Fig. 3. S&P 500 versus Shiller Index p* and Expectations-Based Index . We plot in log scale the levels of the S&P 500 index (solid line), the rational benchmark index (p*, dotted line, eq. [3]), and the price index based on earnings forecasts (, dashed line, eq. [4]). A color version of this figure is available online.

Works in Progress

Learning About Community Needs

Project team: Nava Ashraf, Carmen Pegas, Akash Uppal, and Neha Verma. Preliminary field work ongoing.

We investigate how communities in Zambia learn about and articulate their own development needs, and how those needs translate into funded proposals under the country's Constituency Development Fund. The 2024 Constituency Development Fund Act requires that funded projects align with locally-authored Integrated Development Plans, making the gap between articulated need and funded project a question of statutory compliance as much as policy design.

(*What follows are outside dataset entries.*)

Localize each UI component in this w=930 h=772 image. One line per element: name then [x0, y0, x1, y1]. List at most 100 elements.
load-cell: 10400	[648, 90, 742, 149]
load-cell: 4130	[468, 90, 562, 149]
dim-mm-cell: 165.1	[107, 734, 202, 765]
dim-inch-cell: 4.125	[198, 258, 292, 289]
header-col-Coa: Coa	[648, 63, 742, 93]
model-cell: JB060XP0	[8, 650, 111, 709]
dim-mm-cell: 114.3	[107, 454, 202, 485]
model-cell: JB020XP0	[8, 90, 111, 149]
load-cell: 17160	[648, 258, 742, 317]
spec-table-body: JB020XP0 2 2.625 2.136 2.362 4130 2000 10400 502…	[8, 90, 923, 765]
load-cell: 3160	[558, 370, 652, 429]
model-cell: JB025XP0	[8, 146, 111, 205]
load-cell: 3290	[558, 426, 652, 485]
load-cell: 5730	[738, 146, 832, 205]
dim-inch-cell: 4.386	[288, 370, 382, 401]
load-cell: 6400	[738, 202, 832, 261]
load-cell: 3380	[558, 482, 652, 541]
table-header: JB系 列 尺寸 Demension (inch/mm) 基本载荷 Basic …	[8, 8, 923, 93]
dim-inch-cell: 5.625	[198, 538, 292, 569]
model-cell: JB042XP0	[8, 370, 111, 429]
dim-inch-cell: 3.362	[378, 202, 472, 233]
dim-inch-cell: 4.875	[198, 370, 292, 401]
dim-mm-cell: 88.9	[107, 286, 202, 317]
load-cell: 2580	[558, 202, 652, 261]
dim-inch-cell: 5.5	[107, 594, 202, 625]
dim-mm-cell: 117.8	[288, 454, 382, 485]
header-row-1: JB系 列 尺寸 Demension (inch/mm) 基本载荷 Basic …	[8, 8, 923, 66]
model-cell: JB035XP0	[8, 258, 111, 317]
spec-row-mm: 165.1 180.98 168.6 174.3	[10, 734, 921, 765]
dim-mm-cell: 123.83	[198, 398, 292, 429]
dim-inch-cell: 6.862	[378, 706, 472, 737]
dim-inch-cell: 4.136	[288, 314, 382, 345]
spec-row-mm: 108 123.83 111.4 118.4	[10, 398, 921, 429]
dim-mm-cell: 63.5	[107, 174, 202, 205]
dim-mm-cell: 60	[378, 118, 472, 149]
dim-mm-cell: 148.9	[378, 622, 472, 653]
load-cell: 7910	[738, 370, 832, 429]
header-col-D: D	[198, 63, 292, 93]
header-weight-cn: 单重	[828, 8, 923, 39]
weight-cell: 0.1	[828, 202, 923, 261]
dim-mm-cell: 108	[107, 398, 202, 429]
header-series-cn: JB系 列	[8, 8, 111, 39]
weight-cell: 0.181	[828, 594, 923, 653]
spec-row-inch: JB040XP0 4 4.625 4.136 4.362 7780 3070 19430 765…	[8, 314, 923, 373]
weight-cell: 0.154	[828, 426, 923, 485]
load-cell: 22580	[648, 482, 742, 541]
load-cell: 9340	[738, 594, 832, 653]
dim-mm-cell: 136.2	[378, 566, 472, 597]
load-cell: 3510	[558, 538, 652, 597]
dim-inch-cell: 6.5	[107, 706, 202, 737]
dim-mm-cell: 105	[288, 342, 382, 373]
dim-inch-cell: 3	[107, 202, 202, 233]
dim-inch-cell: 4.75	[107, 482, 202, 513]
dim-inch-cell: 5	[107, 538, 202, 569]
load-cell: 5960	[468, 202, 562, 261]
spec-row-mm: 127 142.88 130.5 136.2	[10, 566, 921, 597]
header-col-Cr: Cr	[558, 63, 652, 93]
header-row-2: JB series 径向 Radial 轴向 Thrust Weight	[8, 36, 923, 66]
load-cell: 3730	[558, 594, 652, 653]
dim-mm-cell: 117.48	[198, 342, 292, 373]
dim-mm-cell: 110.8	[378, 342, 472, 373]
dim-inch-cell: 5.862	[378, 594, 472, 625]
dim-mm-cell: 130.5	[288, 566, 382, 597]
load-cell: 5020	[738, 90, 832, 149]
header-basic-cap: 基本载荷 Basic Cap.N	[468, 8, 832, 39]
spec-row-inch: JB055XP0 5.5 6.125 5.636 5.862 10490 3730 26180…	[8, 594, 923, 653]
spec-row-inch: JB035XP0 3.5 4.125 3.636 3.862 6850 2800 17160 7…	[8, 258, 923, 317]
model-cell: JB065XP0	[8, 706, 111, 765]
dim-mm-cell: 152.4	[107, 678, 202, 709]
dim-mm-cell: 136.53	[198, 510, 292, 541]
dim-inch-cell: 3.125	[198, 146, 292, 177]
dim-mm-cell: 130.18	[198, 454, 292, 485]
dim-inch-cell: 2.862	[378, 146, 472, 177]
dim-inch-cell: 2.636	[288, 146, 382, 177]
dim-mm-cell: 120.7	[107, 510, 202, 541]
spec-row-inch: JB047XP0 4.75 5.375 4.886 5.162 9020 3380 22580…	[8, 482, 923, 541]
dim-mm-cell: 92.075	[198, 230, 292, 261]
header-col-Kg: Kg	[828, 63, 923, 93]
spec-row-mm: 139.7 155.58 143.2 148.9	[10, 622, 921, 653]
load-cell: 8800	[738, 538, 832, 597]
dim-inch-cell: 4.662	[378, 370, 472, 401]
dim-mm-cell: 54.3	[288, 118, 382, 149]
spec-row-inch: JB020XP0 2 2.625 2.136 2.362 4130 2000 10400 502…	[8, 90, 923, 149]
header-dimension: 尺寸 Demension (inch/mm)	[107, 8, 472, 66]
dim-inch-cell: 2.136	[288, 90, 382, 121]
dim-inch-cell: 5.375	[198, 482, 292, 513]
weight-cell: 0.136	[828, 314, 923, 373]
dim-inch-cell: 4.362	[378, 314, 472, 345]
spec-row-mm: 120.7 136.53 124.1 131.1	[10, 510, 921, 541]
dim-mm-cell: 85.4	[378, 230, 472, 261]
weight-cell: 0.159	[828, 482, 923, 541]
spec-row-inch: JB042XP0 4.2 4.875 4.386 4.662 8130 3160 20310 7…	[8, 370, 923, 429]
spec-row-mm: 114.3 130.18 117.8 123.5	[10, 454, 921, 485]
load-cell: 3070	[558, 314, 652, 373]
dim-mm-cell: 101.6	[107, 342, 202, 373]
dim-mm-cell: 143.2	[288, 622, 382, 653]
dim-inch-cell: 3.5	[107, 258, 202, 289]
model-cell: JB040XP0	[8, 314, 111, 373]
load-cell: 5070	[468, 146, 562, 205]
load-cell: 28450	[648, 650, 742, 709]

Changing Narratives: AI-Assisted Reframing for NEET Youth

Project team: Nava Ashraf, Oriana Bandiera, Bennet Feld, Jerry Lin, and Christiane Szerman. Pilot ongoing.

Working with the UK Department for Work and Pensions, we develop and test an AI tool that helps young people who are not in employment, education, or training (NEET) reframe their past experiences and rewrite the narrative around themselves as workers. The tool targets the framing gap that work coaches in Jobcentres frequently encounter — young people who cannot see how their past connects to a contribution they could make at work — alongside the more familiar skills gap.